Como Italia era pobre, se hizo un llamamiento a todas las novias para que ofrecieran su anillo de bodas para contribuir a los gastos de armamento y al mantenimiento del ejército. Mi madre también respondió al llamamiento y le regaló la única joya de oro. Y a medida que la guerra se prolongaba, también llegó el momento de que mi hermano mayor fuera llamado a las armas. Tenía veinte años: salió como un niño sin saber lo que le esperaba. De hecho pasó por acontecimientos dramáticos, traslados y campos de concentración. No teníamos noticias de él y fue reportado como desaparecido. Oramos aferrándonos a una esperanza imposible, y finalmente en 1946 –un año después del fin de la guerra– regresó a casa. Poco a poco se recuperó del calor de nuestro cariño y, como muchos otros veteranos, prefirió silenciar su trágica experiencia.
Las consecuencias de la guerra duraron mucho tiempo para todos, tanto en el alma como en la situación económica. Los alimentos esenciales todavía se compraban con la "cartilla de racionamiento" que asignaba una escasa ración a cada miembro de la familia. Por tanto, los pobres que no podían acceder al "mercado negro" estaban desnutridos. En aquellos años, si nuestra madre ponía un plato sobre la mesa y no decía nada, el plato se vaciaba en un abrir y cerrar de ojos; si en cambio decía que tenía que haber suficiente para todos, a él siempre le sobraba un poquito...
La pobreza era una buena escuela para el altruismo.
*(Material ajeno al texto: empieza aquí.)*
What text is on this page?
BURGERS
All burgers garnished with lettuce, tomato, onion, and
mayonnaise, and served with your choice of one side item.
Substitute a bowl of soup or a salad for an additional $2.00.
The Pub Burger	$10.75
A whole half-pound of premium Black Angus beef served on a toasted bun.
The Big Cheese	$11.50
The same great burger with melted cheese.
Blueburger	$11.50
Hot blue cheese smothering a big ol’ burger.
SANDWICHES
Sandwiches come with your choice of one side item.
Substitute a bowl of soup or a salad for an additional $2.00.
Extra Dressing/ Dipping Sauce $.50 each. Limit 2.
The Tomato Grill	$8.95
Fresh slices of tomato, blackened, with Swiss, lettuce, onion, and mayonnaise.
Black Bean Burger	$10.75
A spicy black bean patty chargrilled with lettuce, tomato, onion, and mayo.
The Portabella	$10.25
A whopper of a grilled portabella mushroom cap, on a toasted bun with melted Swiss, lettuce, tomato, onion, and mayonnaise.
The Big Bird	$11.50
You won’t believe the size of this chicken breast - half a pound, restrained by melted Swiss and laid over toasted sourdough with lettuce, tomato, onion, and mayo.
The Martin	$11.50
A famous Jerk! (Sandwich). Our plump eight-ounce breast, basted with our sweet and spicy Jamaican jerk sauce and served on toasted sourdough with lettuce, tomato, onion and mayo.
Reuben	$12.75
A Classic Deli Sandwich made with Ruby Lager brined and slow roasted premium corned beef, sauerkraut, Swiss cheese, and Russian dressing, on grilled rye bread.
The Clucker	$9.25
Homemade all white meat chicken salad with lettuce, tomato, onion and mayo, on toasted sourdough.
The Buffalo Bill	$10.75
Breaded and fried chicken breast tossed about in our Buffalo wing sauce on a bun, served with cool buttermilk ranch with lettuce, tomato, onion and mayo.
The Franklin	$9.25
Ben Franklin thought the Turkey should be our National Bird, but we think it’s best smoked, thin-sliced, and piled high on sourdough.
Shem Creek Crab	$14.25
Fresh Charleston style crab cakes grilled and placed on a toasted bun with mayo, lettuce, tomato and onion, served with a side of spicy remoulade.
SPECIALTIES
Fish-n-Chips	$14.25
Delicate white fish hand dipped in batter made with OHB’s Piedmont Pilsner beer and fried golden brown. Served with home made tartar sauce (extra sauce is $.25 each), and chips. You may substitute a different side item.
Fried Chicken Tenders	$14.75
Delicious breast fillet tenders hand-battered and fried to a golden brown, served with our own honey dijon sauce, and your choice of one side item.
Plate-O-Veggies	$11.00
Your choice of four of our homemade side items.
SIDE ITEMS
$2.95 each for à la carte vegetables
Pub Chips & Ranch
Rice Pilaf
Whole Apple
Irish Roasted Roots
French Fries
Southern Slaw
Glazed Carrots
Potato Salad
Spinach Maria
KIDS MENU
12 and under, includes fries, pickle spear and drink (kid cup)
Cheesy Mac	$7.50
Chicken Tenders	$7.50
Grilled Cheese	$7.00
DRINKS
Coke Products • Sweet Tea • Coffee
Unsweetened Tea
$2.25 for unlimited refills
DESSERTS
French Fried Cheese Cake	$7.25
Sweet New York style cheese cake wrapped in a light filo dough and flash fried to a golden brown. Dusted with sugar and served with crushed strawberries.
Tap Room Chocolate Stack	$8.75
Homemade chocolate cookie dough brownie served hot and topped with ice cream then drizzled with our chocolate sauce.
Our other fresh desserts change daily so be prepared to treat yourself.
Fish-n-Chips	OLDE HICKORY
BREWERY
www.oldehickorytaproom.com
Obviamente, donde faltaba el amor mutuo, éste se convertía en motivo de lucha por la supervivencia.
La experiencia de la guerra y los años inmediatamente posteriores fueron decisivas para mi forma de entender a la humanidad y de concebir el sentido y el valor de la vida.
En 1945, durante las luchas entre partisanos, fascistas y alemanes todavía en Italia, al regresar de la capital donde iba a la escuela secundaria, vi a jóvenes que habían crecido juntos en la misma ciudad persiguiéndose armados con rifles y disparando. unos a otros como enemigos, abandonando a los muertos en el camino. Por eso todas las masacres humanas que todavía hoy ocurren en muchos países del mundo provocan en mí una enorme resonancia de dolor, como si volviera a ver esos cadáveres.
Todo lo que pasó me pareció una catástrofe; sin embargo, estaba tan fascinado por la belleza de la creación y la vida y lo que experimenté como cristiano: el amor del Señor, la oración, las fiestas religiosas...
En los años siguientes, ya adolescente, mientras mi padre me acompañaba todos los lunes temprano en la mañana al autobús para ir a la escuela secundaria en la ciudad, surgieron en mí preguntas existenciales... Él, como un hombre sencillo y experto en filosofía. de vida sometida a duros trabajos y leves sufrimientos – respondió levantando los brazos hacia el cielo: «Hija mía, ¡Él lo sabe!».
No pude vivir mi juventud sin preocupaciones, pero no me arrepiento de nada: el sufrimiento fue para mí una verdadera escuela de madurez.
Hoy la guerra, en diversas formas, invade el mundo y parece que muchas personas, ya acostumbradas a ella, viven como si no les concernieran. Los medios de comunicación ponen a la vista de todos imágenes de violencia y corrupción, y muchos jóvenes sufren consecuencias devastadoras. ¡Ay de vosotros si os acostumbráis a ver el mal y os volvéis insensibles! Sin saberlo, puedes convertirte en cómplice de ello.
La historia humana, sin embargo, nunca es una tragedia irreparable, ya que el Señor está siempre obrando para hacer nuevas todas las cosas y, con su gracia, incluso en pleno invierno hace brotar en los corazones los capullos secos de la primavera.